Una frase che suonò come manifesto di apertura, ma che – a conti fatti – ha alimentato una zona grigia. A infrangere l’armonia non sono stati i ragazzi – spesso più eleganti e composti degli adulti – ma certi turisti, in abiti da escursione urbana, che hanno trasformato la platea in una cartolina estiva. Bermuda, ciabatte da mare, zaino in spalla: sembravano essere stati catapultati nel tempio della Lirica direttamente dalla spiaggia. Da qui la svolta di Fortunato Ortombina, nuovo sovrintendente, già alla guida della Fenice di Venezia, dove un dress code è già prassi. Il suo ragionamento è chiaro: non si chiede l’eleganza da gala, ma una sobrietà che riconosca l’eccezionalità dell’esperienza teatrale. Non è solo una questione di immagine: «In galleria - spiega la maschera del Piermarini, - i posti sono molto vicini. È sgradevole stare ore a contatto con la pelle nuda e sudata di uno sconosciuto».

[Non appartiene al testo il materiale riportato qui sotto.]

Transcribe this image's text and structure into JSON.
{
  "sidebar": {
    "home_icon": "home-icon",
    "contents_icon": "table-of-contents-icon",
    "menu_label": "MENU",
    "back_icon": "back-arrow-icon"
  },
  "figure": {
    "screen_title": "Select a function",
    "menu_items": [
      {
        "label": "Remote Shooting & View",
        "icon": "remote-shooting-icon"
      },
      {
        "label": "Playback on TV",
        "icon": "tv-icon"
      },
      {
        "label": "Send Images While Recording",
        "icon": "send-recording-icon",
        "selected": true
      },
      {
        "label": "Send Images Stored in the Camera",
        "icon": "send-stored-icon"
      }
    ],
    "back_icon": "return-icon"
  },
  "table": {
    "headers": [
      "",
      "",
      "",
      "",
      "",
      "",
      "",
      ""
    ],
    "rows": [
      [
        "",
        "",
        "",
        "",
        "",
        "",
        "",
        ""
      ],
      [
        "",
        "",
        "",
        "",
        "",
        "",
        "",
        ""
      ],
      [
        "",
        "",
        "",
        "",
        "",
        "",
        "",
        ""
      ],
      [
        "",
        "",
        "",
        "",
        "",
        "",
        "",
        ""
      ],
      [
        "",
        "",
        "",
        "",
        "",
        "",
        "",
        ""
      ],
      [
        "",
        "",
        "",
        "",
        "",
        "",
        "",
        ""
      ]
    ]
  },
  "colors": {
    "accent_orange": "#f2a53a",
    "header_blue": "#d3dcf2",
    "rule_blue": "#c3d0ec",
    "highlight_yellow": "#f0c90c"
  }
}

Il punto è che, in un mondo che ha smarrito le forme, la Scala ha deciso di ridisegnare i confini. E non solo sul fronte dell’abbigliamento. Il nuovo regolamento vieta anche cibo e bevande portati dall’esterno. E rinnova gli appelli – sempre più ignorati – contro l’uso degli smartphone durante gli spettacoli. La direzione è dovuta intervenire persino con un cartello che invita a non appoggiare i telefoni alle balaustre, dopo che un dispositivo è caduto da un palco, colpendo uno spettatore. Un gesto, un incidente, che dice molto del presente: la soglia tra il pubblico e il palco si assottiglia, ma non sempre in nome della partecipazione. Il confronto con altri teatri europei è eloquente.

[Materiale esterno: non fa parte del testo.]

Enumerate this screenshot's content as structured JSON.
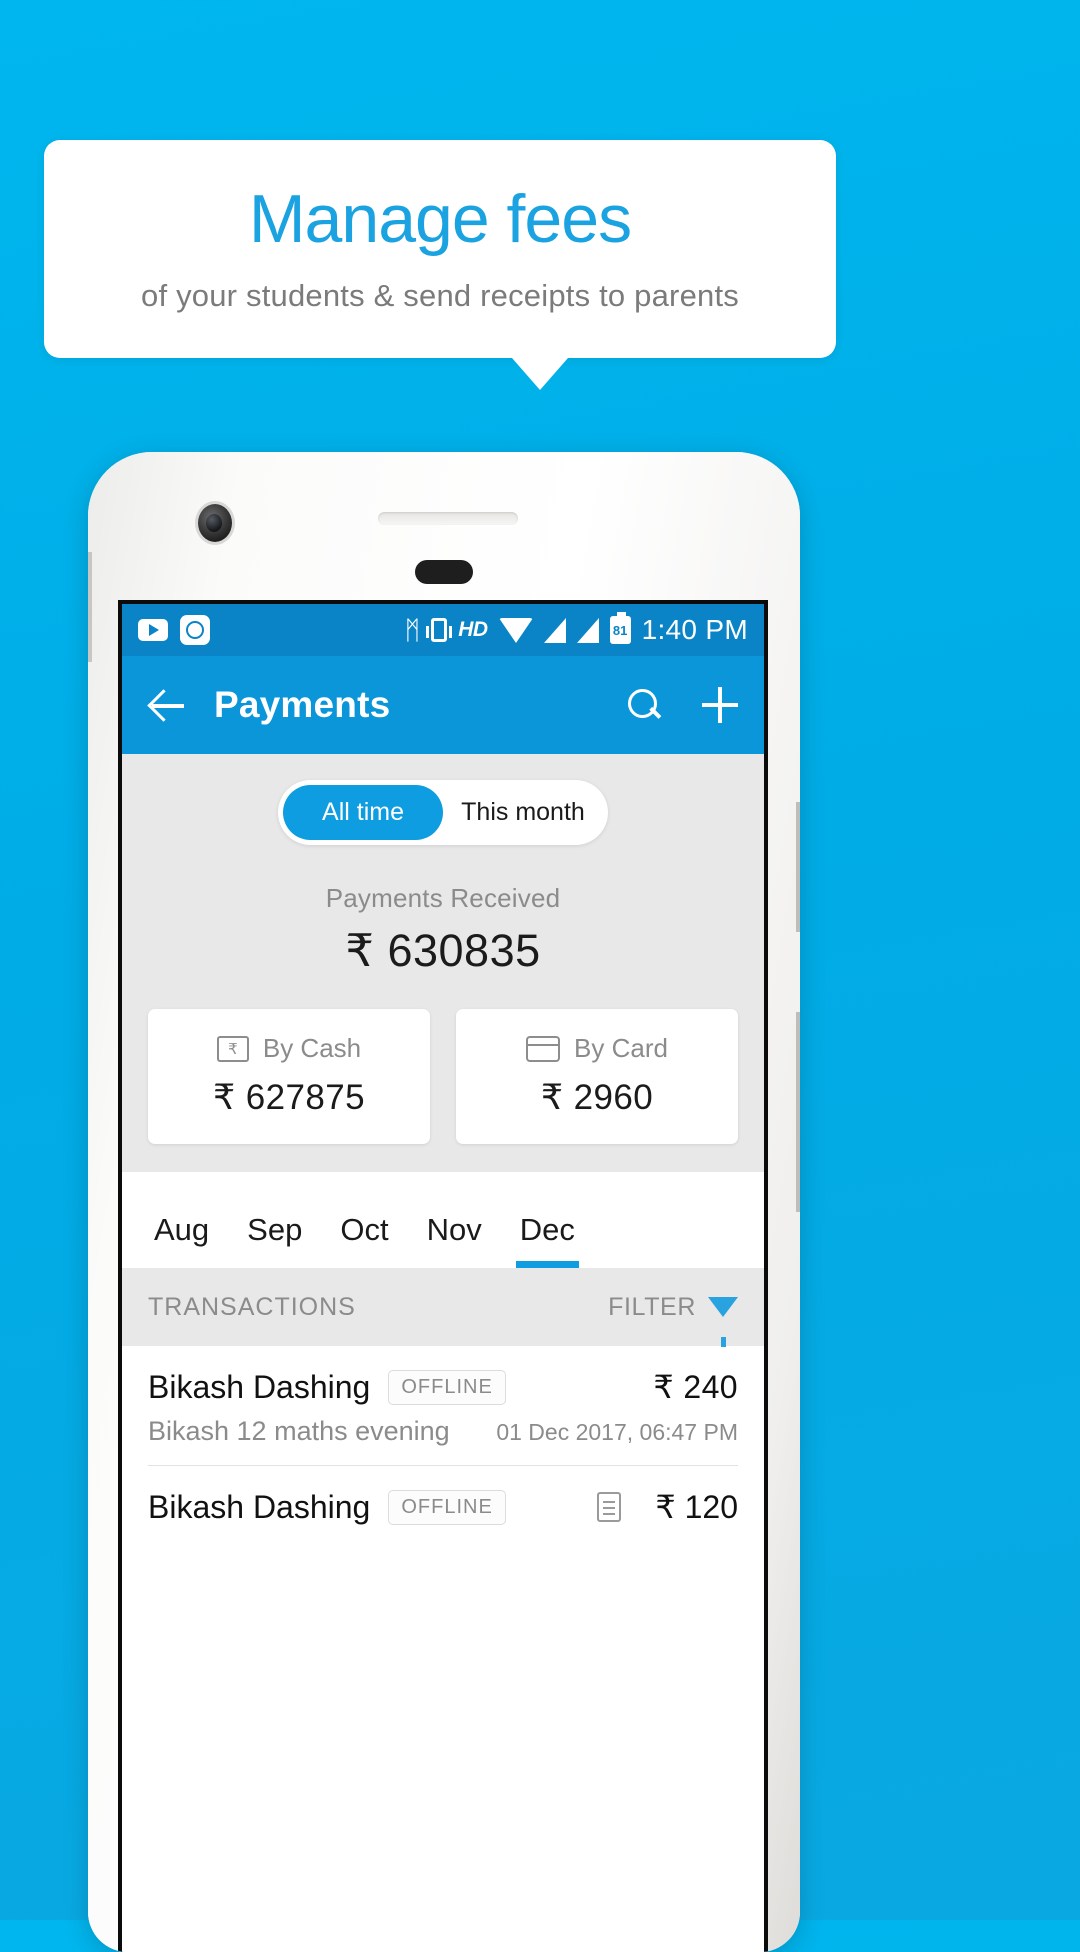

L’Opéra di Parigi raccomanda “abbigliamento consono”, la Staatsoper di Berlino “apprezza l’eleganza”, la Royal Opera House di Londra invita a “vestirsi come ci si sente a proprio agio”. Nessun obbligo, insomma. Solo Venezia – con la Fenice – condivide con Milano un approccio più normativo. Ma la questione non è – e non può essere – solo estetica. A settembre, la rivista ufficiale della Scala dedicherà un articolo firmato da Alberto Mattioli proprio ai comportamenti a teatro: si parlerà di abiti, certo, ma anche di atteggiamenti, distrazioni, silenzi interrotti, rituali che si perdono. E qui sta il nodo più interessante, forse. Il teatro, lo sappiamo, non è un museo. Ma nemmeno un centro commerciale dell’intrattenimento. È un rito laico, una liturgia profana che reclama attenzione, presenza, rispetto. Ogni gesto – anche quello di scegliere cosa indossare – è un atto culturale. Resta però il rischio che l’invito al decoro, per quanto formulato con equilibrio, si trasformi in una barriera. Perché ciò che per alcuni è “buon senso”, per altri può suonare come esclusione. E se la cultura vuole davvero includere, deve interrogarsi anche su questo. Ritrovare la misura, distinguere tra spontaneità e sciatteria, educare al gesto teatrale senza erigere steccati: è questa la vera sfida. In gioco non c’è solo l’estetica, ma la qualità dell’incontro tra l’arte e il suo pubblico. Forse basterebbe ricordare, con discrezione, che a teatro non si entra “come capita”, ma “come si sceglie”. E che ogni scelta – compresa quella di un abito – può essere un atto di rispetto, per sé, per gli altri, per la scena.